Our proposed category of long primary instream video advertising refers to lean-back scenarios with TV or TV-like digital video entertainment, with a focus on long-form content.
Short primary instream, meanwhile, refers to web surfing scenarios with consumers dipping into multiple different short-form videos on different channels. Here, intelligent adtech such as ShowHeroes SemanticHero can serve video advertising content that’s relevant to the videos it precedes, plays during, or plays after in a seamless way.

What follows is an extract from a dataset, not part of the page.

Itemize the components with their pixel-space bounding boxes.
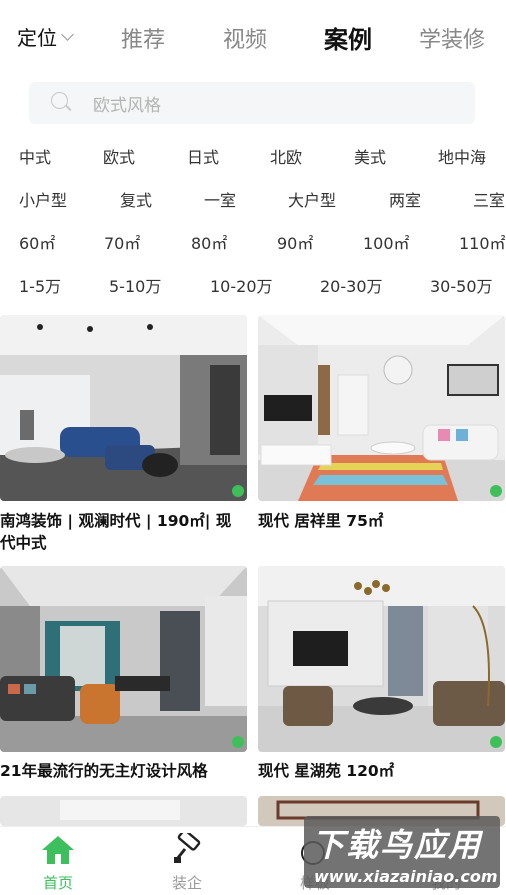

In short, primary instream advertising in particular, the intent to scroll through a page’s content is akin to the intention to view ads that are relevant to that page’s content – something that the IAB Tech Lab’s definition of instream advertising, as it currently stands, doesn’t explicitly allow for.
Our proposed split allows for less emphasis to be placed on audibility and opens instream advertising back up to publishers and platforms who use intelligent, privacy-protecting adtech to provide relevant content to users.
As ShowHeroes Group CEO Ilhan Zengin put it in his piece on the topic for AdvertisingWeek: “Instream categories alone cannot make the difference here; but allowing a greater breadth of definition will allow brands to better support the kind of world-class user experience that should be our signature in a new age of ad tech.”